LinkedIn looked into that very question and analyzed over 330 million member profiles to see which skills are the most important in the job market. The result was that the vast majority of the 25 “hottest” ones were tech-related. Those top skills included things like mobile development, digital marketing, Ruby, and user interface design.
So, fine. Now you know that tech skills are important. But what tech skills should YOU learn to start working towards a new or better career? What will get you—and keep you—the job of your dreams?
And what should you do if you don’t know the first thing about tech, let alone anything about user interfaces?
Well you don’t have to become the next Mark Zuckerberg or an encryption expert or even a “rockstar digital unicorn” to take advantage of tech in your career.
Start by getting the fundamentals in the following four areas. That might be all you need to do your work more efficiently and effectively. Or, if then you realize that you need to dive deeper, you’ll have the foundation set to go further into design or development and to take your career even further.
Think about your favorite blogs or all the sites you rely on to get your news, information, or entertainment. What if you went to one of them tomorrow and there was nothing new? No daily post. No news. No latest episode of your favorite tv show. “Noooooo!” you shriek.
Well, without content management, that’s what would happen. Content management is basically getting digital content—like text, photos, videos, etc.—onto a website. The main steps involved in content management include creating, editing, and publishing the digital materials.
To get started as a content manager, you’ll need to get familiar with a content management system (or “CMS”) like WordPress. That means, for example: learning your way around the admin panel, creating and editing posts, formatting content, and so on.
There’s plenty to learn, but it’s easy to get started. And, since almost every company or organization uses web content in some way nowadays, you can turn even basic content management skills into a real advantage at your current job or in your job hunt.
2. Photo editing and design skills
Since there are millions and millions of websites out there nowadays, your company will definitely want theirs to stand out…in a good way, that is!
One of the best ways to make a site that people love to visit is to make it beautiful to look at and a pleasure to use. And that’s where photo editing and graphic design skills come in.
With photo editing, you’ll be able to make gorgeous images and graphics. And, by doing user research, tracing user flows, mapping out sites, and drafting wireframes, you can craft user-friendly sites. Add on design concepts like typography, color theory, and the Golden Ratio, and you’ll soon be able to design sites—and even email newsletters—that people actually love.
To get going with photo editing, you’ll need to learn to use software like Photoshop. And, to gain web design skills, you’ll need to learn the mainstays of user experience (UX), and design.
All this talk of websites might have you wondering what’s behind most of them. What are they built on? Well, that’s HTML, or HyperText Mark-up Language.
Tech terms like that might sound a little intimidating, but HTML is just the language used to put content on a web page and give it structure.
Since HTML is a building block of the Web, having a hold on the basics of HTML can play an important role in your career. With it, you can not only start creating or modifying website content, you can also make emails that go beyond simple text or tweak content in your company CMS even more.
It won’t take long to get going with HTML, but it will take you far. Once you’ve learned about elements and attributes, you’ll be ready to wield your coding superpowers and actually start being a builder of web pages and websites.
The fourth and final skill that’ll make you a favorite of any hiring manager is CSS. CSS is short for “Cascading Style Sheets”, and it’s also code that’s used to create web content.
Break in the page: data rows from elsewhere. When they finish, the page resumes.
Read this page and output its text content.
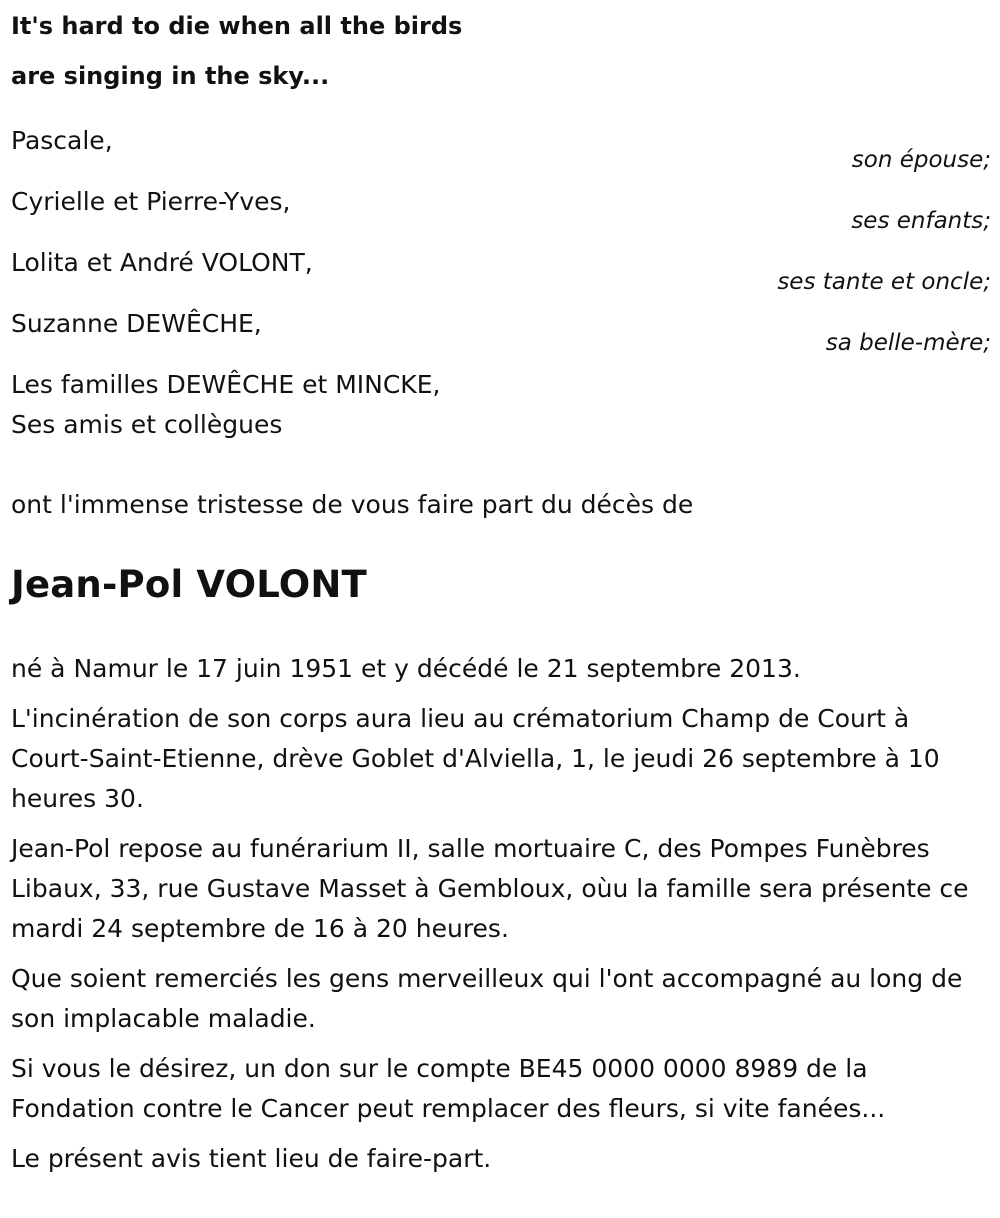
It's hard to die when all the birds
are singing in the sky...
Pascale,
son épouse;
Cyrielle et Pierre-Yves,
ses enfants;
Lolita et André VOLONT,
ses tante et oncle;
Suzanne DEWÊCHE,
sa belle-mère;
Les familles DEWÊCHE et MINCKE,
Ses amis et collègues
ont l'immense tristesse de vous faire part du décès de
Jean-Pol VOLONT

né à Namur le 17 juin 1951 et y décédé le 21 septembre 2013.

L'incinération de son corps aura lieu au crématorium Champ de Court à Court-Saint-Etienne, drève Goblet d'Alviella, 1, le jeudi 26 septembre à 10 heures 30.

Jean-Pol repose au funérarium II, salle mortuaire C, des Pompes Funèbres Libaux, 33, rue Gustave Masset à Gembloux, oùu la famille sera présente ce mardi 24 septembre de 16 à 20 heures.

Que soient remerciés les gens merveilleux qui l'ont accompagné au long de son implacable maladie.

Si vous le désirez, un don sur le compte BE45 0000 0000 8989 de la Fondation contre le Cancer peut remplacer des fleurs, si vite fanées...

Le présent avis tient lieu de faire-part.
But, instead of making up the content and underlying structure, CSS is what creates the style. In other words, it’s what makes a web page look the way it does—like the color, background, fonts, etc.
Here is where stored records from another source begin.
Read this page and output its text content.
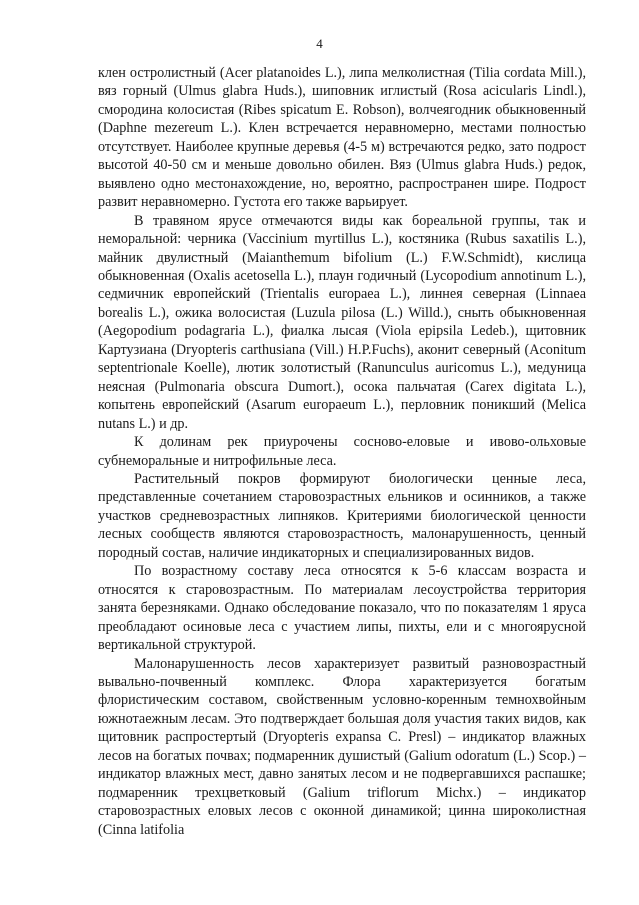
4

клен остролистный (Acer platanoides L.), липа мелколистная (Tilia cordata Mill.), вяз горный (Ulmus glabra Huds.), шиповник иглистый (Rosa acicularis Lindl.), смородина колосистая (Ribes spicatum E. Robson), волчеягодник обыкновенный (Daphne mezereum L.). Клен встречается неравномерно, местами полностью отсутствует. Наиболее крупные деревья (4-5 м) встречаются редко, зато подрост высотой 40-50 см и меньше довольно обилен. Вяз (Ulmus glabra Huds.) редок, выявлено одно местонахождение, но, вероятно, распространен шире. Подрост развит неравномерно. Густота его также варьирует.

В травяном ярусе отмечаются виды как бореальной группы, так и неморальной: черника (Vaccinium myrtillus L.), костяника (Rubus saxatilis L.), майник двулистный (Maianthemum bifolium (L.) F.W.Schmidt), кислица обыкновенная (Oxalis acetosella L.), плаун годичный (Lycopodium annotinum L.), седмичник европейский (Trientalis europaea L.), линнея северная (Linnaea borealis L.), ожика волосистая (Luzula pilosa (L.) Willd.), сныть обыкновенная (Aegopodium podagraria L.), фиалка лысая (Viola epipsila Ledeb.), щитовник Картузиана (Dryopteris carthusiana (Vill.) H.P.Fuchs), аконит северный (Aconitum septentrionale Koelle), лютик золотистый (Ranunculus auricomus L.), медуница неясная (Pulmonaria obscura Dumort.), осока пальчатая (Carex digitata L.), копытень европейский (Asarum europaeum L.), перловник поникший (Melica nutans L.) и др.

К долинам рек приурочены сосново-еловые и ивово-ольховые субнеморальные и нитрофильные леса.

Растительный покров формируют биологически ценные леса, представленные сочетанием старовозрастных ельников и осинников, а также участков средневозрастных липняков. Критериями биологической ценности лесных сообществ являются старовозрастность, малонарушенность, ценный породный состав, наличие индикаторных и специализированных видов.

По возрастному составу леса относятся к 5-6 классам возраста и относятся к старовозрастным. По материалам лесоустройства территория занята березняками. Однако обследование показало, что по показателям 1 яруса преобладают осиновые леса с участием липы, пихты, ели и с многоярусной вертикальной структурой.

Малонарушенность лесов характеризует развитый разновозрастный вывально-почвенный комплекс. Флора характеризуется богатым флористическим составом, свойственным условно-коренным темнохвойным южнотаежным лесам. Это подтверждает большая доля участия таких видов, как щитовник распростертый (Dryopteris expansa C. Presl) – индикатор влажных лесов на богатых почвах; подмаренник душистый (Galium odoratum (L.) Scop.) – индикатор влажных мест, давно занятых лесом и не подвергавшихся распашке; подмаренник трехцветковый (Galium triflorum Michx.) – индикатор старовозрастных еловых лесов с оконной динамикой; цинна широколистная (Cinna latifolia
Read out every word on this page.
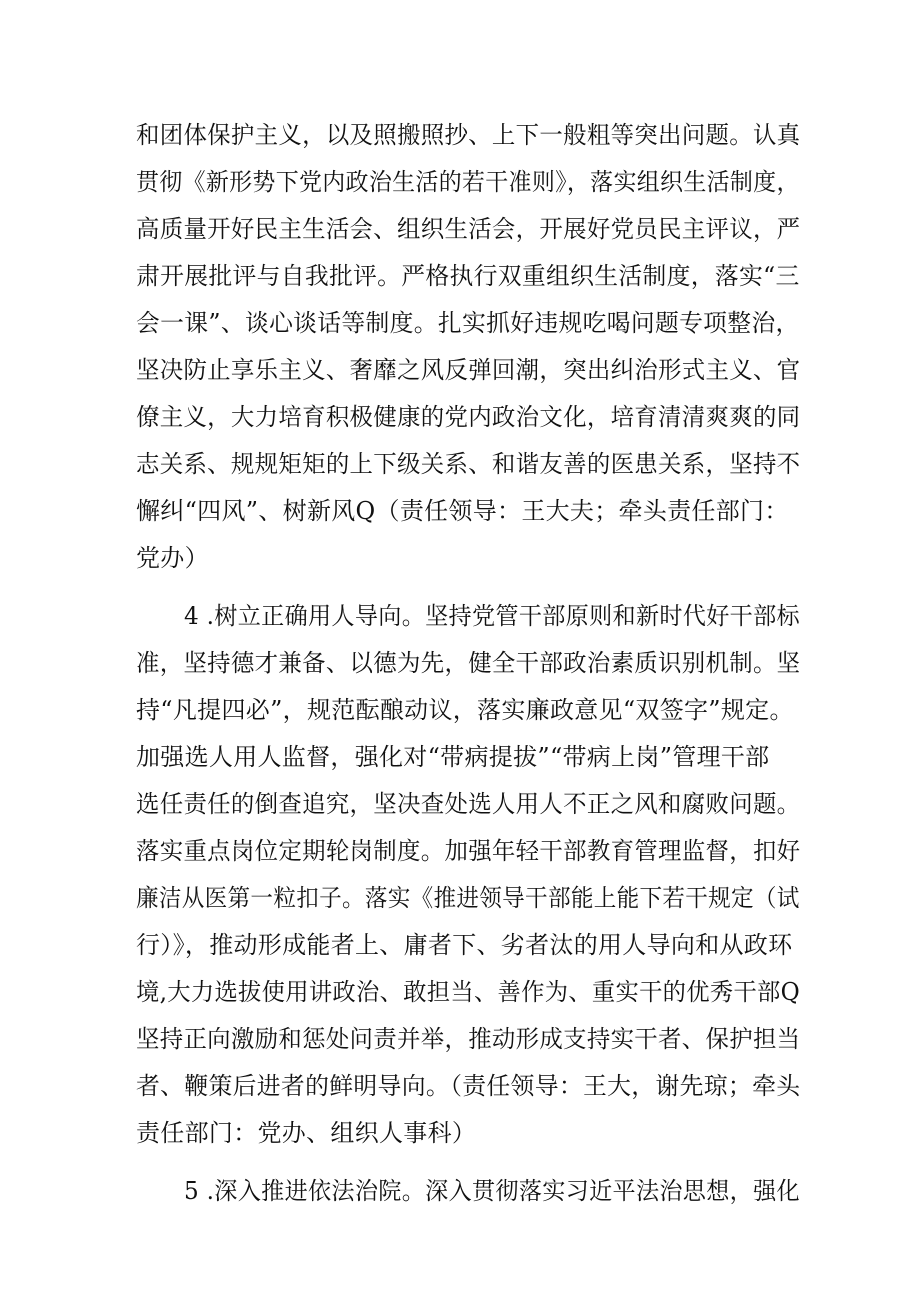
和团体保护主义，以及照搬照抄、上下一般粗等突出问题。认真
贯彻《新形势下党内政治生活的若干准则》，落实组织生活制度，
高质量开好民主生活会、组织生活会，开展好党员民主评议，严
肃开展批评与自我批评。严格执行双重组织生活制度，落实“三
会一课”、谈心谈话等制度。扎实抓好违规吃喝问题专项整治，
坚决防止享乐主义、奢靡之风反弹回潮，突出纠治形式主义、官
僚主义，大力培育积极健康的党内政治文化，培育清清爽爽的同
志关系、规规矩矩的上下级关系、和谐友善的医患关系，坚持不
懈纠“四风”、树新风Q（责任领导：王大夫；牵头责任部门：
党办）
4 .树立正确用人导向。坚持党管干部原则和新时代好干部标
准，坚持德才兼备、以德为先，健全干部政治素质识别机制。坚
持“凡提四必”，规范酝酿动议，落实廉政意见“双签字”规定。
加强选人用人监督，强化对“带病提拔”“带病上岗”管理干部
选任责任的倒查追究，坚决查处选人用人不正之风和腐败问题。
落实重点岗位定期轮岗制度。加强年轻干部教育管理监督，扣好
廉洁从医第一粒扣子。落实《推进领导干部能上能下若干规定（试
行）》，推动形成能者上、庸者下、劣者汰的用人导向和从政环
境,大力选拔使用讲政治、敢担当、善作为、重实干的优秀干部Q
坚持正向激励和惩处问责并举，推动形成支持实干者、保护担当
者、鞭策后进者的鲜明导向。（责任领导：王大，谢先琼；牵头
责任部门：党办、组织人事科）
5 .深入推进依法治院。深入贯彻落实习近平法治思想，强化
So, we’re back to those good-looking websites every company is dying to have. When you know CSS, you can make them. And, as with HTML, you can also use CSS to put some pretty designs on HTML emails and CMS content.
CSS is made up of rules that affect how the HTML content looks. The rules include properties (that’s those colors, backgrounds, fonts, etc) and their values (like “red”, an image, or Helvetica). Wrap your head around them, and you’ll be whipping up irresistable sites and some real tech skills to offer companies.
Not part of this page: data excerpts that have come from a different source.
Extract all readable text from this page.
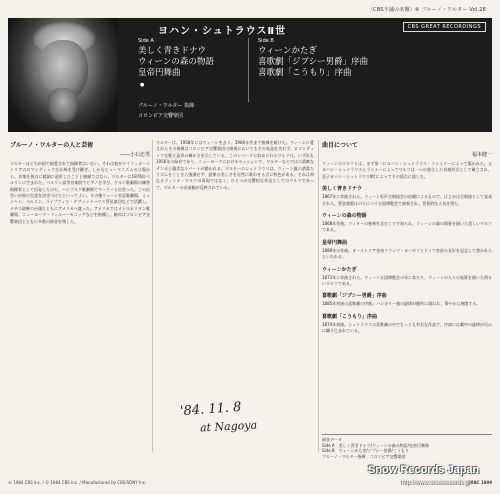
〈CBS不滅の名盤〉⑧ ブルーノ・ワルター Vol.28
ヨハン・シュトラウスⅡ世	CBS GREAT RECORDINGS
Side A
美しく青きドナウ
ウィーンの森の物語
皇帝円舞曲
●
Side B
ウィーンかたぎ
喜歌劇「ジプシー男爵」序曲
喜歌劇「こうもり」序曲
ブルーノ・ワルター 指揮
コロンビア交響楽団
ブルーノ・ワルターの人と芸術
――小石忠男
ワルターほどわが国で親愛されて指揮者はいない。それは彼がドイツ＝オーストリアのロマンティックな伝統を受け継ぎ、しかもヒューマニズムの立場から、音楽を独自に精細に造形したことと無縁ではない。ワルターは1876年ベルリンに生まれた。ベルリン高等音楽院でピアノを学び、ケルン歌劇場の練習指揮者として出発したのち、ハンブルク歌劇場でマーラーと出会った。この出会いが彼の生涯を決定づけたといってよい。その後ウィーン宮廷歌劇場、ミュンヘン、ベルリン、ライプツィヒ・ゲヴァントハウス管弦楽団などで活躍し、ナチス政権の台頭とともにアメリカへ渡った。アメリカではメトロポリタン歌劇場、ニューヨーク・フィルハーモニックなどを指揮し、晩年はコロンビア交響楽団とともに多数の録音を残した。
ワルターは、1958年にはウィーンを去り、1960年代まで指揮を続けた。ウィーンに愛されたその指揮はコロンビア交響楽団の演奏においてもその気品を失わず、ロマンティックな歌と造形の確かさを示している。このレコードに収められたワルツは、いずれも1956年の録音であり、ニューヨークにおけるセッションで、ワルターならではの柔軟なテンポと優美なルバートが聴かれる。ワルターのシュトラウスは、ウィーン風の洒落たリズムをことさら強調せず、旋律の美しさを自然に歌わせる点に特色がある。それは単なるウィンナ・ワルツの再現ではなく、ひとつの交響的な作品としてのワルツであって、ワルターの音楽観が反映されている。
'84. 11. 8
at Nagoya
曲目について
福本健一
ウィーンのワルツとは、まず第一にヨハン・シュトラウス・ファミリーによって築かれた。父ヨハン・シュトラウスとランナーによってワルツは一つの独立した音楽形式として確立され、息子ヨハン・シュトラウスⅡ世によってその頂点に達した。
美しく青きドナウ
1867年に作曲された。ウィーン男声合唱協会の依頼によるもので、はじめは合唱曲として発表された。管弦楽版はのちにパリ万国博覧会で演奏され、世界的な人気を得た。
ウィーンの森の物語
1868年作曲。ツィターの独奏を含むことで知られ、ウィーンの森の情景を描いた美しいワルツである。
皇帝円舞曲
1889年の作曲。オーストリア皇帝フランツ・ヨーゼフとドイツ皇帝の友好を記念して書かれたといわれる。
ウィーンかたぎ
1873年に作曲された。ウィーン万国博覧会の年にあたり、ウィーンの人々の気質を描いた明るいワルツである。
喜歌劇「ジプシー男爵」序曲
1885年初演の喜歌劇の序曲。ハンガリー風の旋律が随所に現われ、華やかに展開する。
喜歌劇「こうもり」序曲
1874年初演。シュトラウスの喜歌劇の中でもっとも有名な作品で、序曲には劇中の旋律が巧みに織り込まれている。
録音データ
Side A　美しく青きドナウ/ウィーンの森の物語/皇帝円舞曲
Side B　ウィーンかたぎ/ジプシー男爵/こうもり
ブルーノ・ワルター指揮　コロンビア交響楽団
℗ 1984 CBS Inc. / © 1984 CBS Inc. / Manufactured by CBS/SONY Inc.	20AC 1999
Snow Records Japan
http://www.snowrecords.jp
So, there you have it. You don’t have to come out of the gate as a Gaming Developer to benefit from the trend towards hiring for tech skills. These four skills will get you started in tech and help you get the job you really want.
And, if you don’t have a handle on any or all of the skills yet, download our free checklist “How to Learn the Most In-Demand Tech Skills” to get started. And then you can go on to learn much much more—in a Skillcrush Career Blueprint.
With these fundamentals of the web, you’ll be digitally independent so you won’t have to rely on a developer or designer to get things done. And that means you’ll offer any company much more bang for their buck. Plus, you’ll be able to build on this knowledge to quickly move up into the upper echelons.